Es vergehen oft viel Monate, bis der erste Therapieplatz frei wird. Diese Zeit fühlt sich für viele Menschen zäh an, gerade weil der Entschluss zur Therapie schon gefasst ist und man eigentlich loslegen möchte.
Warum das Warten selbst schon an die Substanz geht
Wer sich entscheidet, professionelle Hilfe zu suchen, steht meist schon unter Druck. Die Symptome, die zu diesem Schritt geführt haben, verschwinden während der Wartezeit ja nicht einfach. Manche Patientinnen und Patienten berichten mir, dass allein die Warteliste sie zusätzlich frustriert – als würde die eigene Belastung nicht ernst genommen. Nachvollziehbar, aber es lohnt sich, die Zeit aktiv zu nutzen statt nur abzuwarten.
Was tatsächlich hilft, bis der Termin kommt
Eine erste, oft unterschätzte Anlaufstelle ist die psychotherapeutische Sprechstunde, die viele Praxen kurzfristiger anbieten als einen regulären Therapieplatz. Dort erhalten Sie eine fachliche Einschätzung und häufig auch eine Empfehlung, wie dringend die Behandlung ist.
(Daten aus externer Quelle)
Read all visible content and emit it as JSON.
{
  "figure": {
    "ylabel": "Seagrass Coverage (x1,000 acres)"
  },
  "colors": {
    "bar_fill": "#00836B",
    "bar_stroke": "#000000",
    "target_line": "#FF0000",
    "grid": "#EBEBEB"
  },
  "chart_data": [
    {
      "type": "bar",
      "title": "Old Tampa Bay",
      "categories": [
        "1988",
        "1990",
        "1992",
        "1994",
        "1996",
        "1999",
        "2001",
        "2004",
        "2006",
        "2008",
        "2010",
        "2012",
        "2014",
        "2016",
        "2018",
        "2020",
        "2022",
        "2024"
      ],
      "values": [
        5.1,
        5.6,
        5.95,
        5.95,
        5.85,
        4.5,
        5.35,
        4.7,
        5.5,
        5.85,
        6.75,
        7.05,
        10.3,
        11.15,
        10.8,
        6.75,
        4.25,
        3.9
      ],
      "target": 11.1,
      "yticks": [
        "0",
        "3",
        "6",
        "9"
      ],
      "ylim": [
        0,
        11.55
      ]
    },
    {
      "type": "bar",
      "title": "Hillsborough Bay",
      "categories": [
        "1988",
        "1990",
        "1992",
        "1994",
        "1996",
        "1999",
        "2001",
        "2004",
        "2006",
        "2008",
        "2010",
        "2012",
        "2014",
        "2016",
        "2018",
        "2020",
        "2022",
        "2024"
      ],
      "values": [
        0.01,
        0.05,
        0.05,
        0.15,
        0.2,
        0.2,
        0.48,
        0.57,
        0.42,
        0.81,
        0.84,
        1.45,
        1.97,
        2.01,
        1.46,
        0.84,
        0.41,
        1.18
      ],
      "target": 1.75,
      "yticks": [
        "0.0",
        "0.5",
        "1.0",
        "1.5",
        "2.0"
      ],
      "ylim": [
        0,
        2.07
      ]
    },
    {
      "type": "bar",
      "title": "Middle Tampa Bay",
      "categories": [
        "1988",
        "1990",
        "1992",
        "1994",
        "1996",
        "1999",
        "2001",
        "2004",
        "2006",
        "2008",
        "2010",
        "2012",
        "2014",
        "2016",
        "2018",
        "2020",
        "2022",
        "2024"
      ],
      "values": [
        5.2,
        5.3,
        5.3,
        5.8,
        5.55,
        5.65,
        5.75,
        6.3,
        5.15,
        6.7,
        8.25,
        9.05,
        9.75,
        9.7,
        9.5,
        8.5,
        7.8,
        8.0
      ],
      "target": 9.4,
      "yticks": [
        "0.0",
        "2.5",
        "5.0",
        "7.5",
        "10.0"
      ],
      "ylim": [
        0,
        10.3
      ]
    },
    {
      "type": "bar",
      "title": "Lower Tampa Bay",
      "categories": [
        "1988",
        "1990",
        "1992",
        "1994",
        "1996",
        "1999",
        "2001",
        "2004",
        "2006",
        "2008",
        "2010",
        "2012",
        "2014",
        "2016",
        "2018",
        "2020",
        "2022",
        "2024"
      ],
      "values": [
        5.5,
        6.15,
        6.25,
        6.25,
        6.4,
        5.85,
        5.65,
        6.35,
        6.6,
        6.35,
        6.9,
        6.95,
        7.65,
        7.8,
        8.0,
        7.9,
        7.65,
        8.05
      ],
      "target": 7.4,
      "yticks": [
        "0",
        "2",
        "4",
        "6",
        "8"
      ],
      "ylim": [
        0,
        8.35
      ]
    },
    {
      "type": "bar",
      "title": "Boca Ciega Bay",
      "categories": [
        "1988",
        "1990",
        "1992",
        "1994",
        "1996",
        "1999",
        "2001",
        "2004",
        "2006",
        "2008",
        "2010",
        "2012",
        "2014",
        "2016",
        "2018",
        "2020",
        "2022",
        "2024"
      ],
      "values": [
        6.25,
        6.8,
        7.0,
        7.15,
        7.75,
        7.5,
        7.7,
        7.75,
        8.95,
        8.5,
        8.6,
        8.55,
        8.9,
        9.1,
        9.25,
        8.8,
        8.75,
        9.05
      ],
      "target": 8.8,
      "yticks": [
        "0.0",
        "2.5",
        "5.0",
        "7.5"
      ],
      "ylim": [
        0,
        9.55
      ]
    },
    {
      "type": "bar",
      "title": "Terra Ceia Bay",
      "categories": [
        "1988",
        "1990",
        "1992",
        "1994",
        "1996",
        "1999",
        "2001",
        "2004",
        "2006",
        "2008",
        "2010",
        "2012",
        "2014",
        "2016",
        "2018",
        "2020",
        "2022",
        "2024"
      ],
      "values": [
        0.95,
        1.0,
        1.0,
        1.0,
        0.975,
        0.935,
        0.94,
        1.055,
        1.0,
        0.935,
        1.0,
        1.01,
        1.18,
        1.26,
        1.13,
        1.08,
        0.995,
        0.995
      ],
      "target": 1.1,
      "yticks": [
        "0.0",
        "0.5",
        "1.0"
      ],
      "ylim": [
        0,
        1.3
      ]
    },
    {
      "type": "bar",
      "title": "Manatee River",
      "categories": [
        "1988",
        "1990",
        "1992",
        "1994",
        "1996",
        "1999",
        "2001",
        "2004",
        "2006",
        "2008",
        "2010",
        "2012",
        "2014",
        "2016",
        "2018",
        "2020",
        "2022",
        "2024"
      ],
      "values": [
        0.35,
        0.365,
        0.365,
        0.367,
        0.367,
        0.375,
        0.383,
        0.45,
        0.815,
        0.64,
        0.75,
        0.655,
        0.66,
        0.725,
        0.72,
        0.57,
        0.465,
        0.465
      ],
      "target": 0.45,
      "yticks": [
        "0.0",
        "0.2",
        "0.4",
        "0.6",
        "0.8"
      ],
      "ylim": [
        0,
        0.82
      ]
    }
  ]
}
Parallel dazu helfen feste Ankerpunkte im Alltag: ein Schlafrhythmus, der einigermaßen stabil bleibt, Bewegung an der frischen Luft, auch wenn sie sich anfangs erzwungen anfühlt. Führen Sie ruhig ein kurzes Stimmungstagebuch – nicht als Pflichtübung, sondern um selbst besser zu verstehen, wann es Ihnen schlechter und wann besser geht. Diese Notizen sind später auch im Erstgespräch wertvoll.
Selbsthilfegruppen werden zu Unrecht selten genannt. Der Austausch mit Menschen, die Ähnliches durchleben, macht die Zeit bis zur Behandlung oft erträglicher. Auch die Nummer gegen Kummer oder die Telefonseelsorge sind rund um die Uhr erreichbar, wenn ein Gespräch dringend gebraucht wird. Anerkannte digitale Gesundheitsanwendungen können die Zeit zusätzlich sinnvoll füllen, ersetzen aber keine persönliche Behandlung.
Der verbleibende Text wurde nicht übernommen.